С ноября до мая произошло столько событий! У полевой жандармерии других забот полно: им наверняка не до ефрейтора, который дезертировал из армии полгода назад.
- Я числюсь в списке разыскиваемых, - сказал вдруг Шменкель.
- Да, да, разумеется, - согласился пленный.
- Где вы видели эти списки? Какое отношение имеете вы к полевой жандармерии? - Вопросы Шменкеля сыпались один за другим с такой быстротой, что унтер-офицер сразу понял, что попал в ловушку.
- Никакого! Абсолютно никакого! Я только слышал об этом.
- От кого?
В глазах пленного блуждали какие-то нагловатые огоньки, когда он говорил, что слышал об этом от одного знакомого.
- А ну-ка снимай рубашку! - приказал Шменкель и, заметив, что тот не собирается выполнять его приказ, повторил: - Снимай рубашку!
Шменкель не обратил внимания на удивленный взгляд командира. С интересом смотрел он на трясущиеся пальцы пленного, которыми тот расстегивал пуговицы.
- Подними руки!
Под мышкой у пленного красовалась татуировка с обозначением группы его крови. Такие метки были у всех эсэсовцев. Значит, этот тип эсэсовец! Но тогда почему он оказался в танковой колонне?!
Лицо пленного снова стало наглым.
- Кто ты такой? Шпик из гестапо?
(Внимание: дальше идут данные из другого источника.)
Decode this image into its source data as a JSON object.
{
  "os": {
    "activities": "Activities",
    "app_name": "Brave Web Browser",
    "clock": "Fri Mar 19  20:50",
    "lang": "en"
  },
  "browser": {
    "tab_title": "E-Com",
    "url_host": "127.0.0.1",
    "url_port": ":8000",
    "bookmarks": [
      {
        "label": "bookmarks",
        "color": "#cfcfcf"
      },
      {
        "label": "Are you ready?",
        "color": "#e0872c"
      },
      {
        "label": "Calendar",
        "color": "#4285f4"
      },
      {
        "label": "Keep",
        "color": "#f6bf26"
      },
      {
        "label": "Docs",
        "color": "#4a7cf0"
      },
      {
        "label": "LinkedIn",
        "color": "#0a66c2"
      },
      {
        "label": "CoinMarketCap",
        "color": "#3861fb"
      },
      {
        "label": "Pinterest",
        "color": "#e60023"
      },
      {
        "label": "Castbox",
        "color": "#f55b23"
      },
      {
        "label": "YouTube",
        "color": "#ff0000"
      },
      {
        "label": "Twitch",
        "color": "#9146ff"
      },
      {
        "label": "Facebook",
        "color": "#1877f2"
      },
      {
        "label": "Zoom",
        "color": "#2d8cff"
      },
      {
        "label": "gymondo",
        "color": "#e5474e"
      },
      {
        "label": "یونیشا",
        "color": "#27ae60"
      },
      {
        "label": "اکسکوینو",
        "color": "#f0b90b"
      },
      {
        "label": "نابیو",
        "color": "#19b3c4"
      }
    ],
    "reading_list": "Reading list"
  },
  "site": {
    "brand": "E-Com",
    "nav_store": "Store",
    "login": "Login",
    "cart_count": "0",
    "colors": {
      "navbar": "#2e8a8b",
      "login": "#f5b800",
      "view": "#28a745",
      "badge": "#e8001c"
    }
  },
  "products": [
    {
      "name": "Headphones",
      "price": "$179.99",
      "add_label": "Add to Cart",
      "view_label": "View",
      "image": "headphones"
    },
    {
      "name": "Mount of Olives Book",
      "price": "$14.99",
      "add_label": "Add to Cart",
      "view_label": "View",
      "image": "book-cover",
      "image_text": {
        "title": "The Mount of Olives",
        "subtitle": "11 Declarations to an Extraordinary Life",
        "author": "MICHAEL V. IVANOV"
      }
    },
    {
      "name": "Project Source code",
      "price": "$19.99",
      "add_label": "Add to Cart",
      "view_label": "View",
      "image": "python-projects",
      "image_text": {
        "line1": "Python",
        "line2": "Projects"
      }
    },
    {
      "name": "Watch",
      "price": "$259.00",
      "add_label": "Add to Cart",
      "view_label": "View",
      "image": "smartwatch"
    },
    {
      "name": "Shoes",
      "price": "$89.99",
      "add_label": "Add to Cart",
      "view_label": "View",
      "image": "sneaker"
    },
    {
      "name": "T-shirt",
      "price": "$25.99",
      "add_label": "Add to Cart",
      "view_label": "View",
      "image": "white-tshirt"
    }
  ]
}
Офицер разведки... или каратель?
- Я только делал то, что мне приказывали... Я рядовой эсэсовец... Шарфюрер, и не больше...
- Убийца ты и грабитель, вот кто ты! - с гневом бросил Шменкель. Такие, как ты, превратили Германию в кладбище. Они убивают, вешают. Вот вся ваша политика!
Шменкель с силой ударил немца. Того сильно качнуло в сторону. Пленный оглянулся, словно ища защиты. Шменкель ударил его еще раз.
- Мы не позволим вам превратить мир в тюрьму или концлагерь! Мы не успокоимся, пока всех вас не уничтожим!..
Васильев и Тихомиров отвели Шменкеля в сторону, чтобы он успокоился.
Всю ночь Заречнов был в агонии. Когда же утром партизаны собрались у тела своего командира, чтобы проститься с ним, все заметили, как сильно искусаны у него губы, боли были слишком сильными.
Партизаны построились, и Тихомиров глухо скомандовал:
- К салюту приготовиться!
Щелкнули затворы.
- Огонь!
Сумрачные и молчаливые, шли партизаны через весенний лес. О пленном никто не говорил. Во время очередного допроса, который проводил Коровин, эсэсовцу не удалось опровергнуть того факта, что он принимал участие в расстрелах мирных жителей. Приговор эсэсовцу был единодушным. И все же Шменкель невольно думал о своем соотечественнике, с которым судьба свела его после полугодового нахождения в партизанском отряде. В каком же глупом положении оказался Фриц. Ведь он хотел показать своим боевым товарищам по отряду немца, разумеется, не антифашиста, просто честного немца, который уже понял всю преступность развязанной Гитлером войны. А вместо такого человека случай сунул ему этого эсэсовца. Правда, партизаны по-прежнему хорошо относились к Шменкелю, но Фрица это не успокаивало. Совсем не успокаивало.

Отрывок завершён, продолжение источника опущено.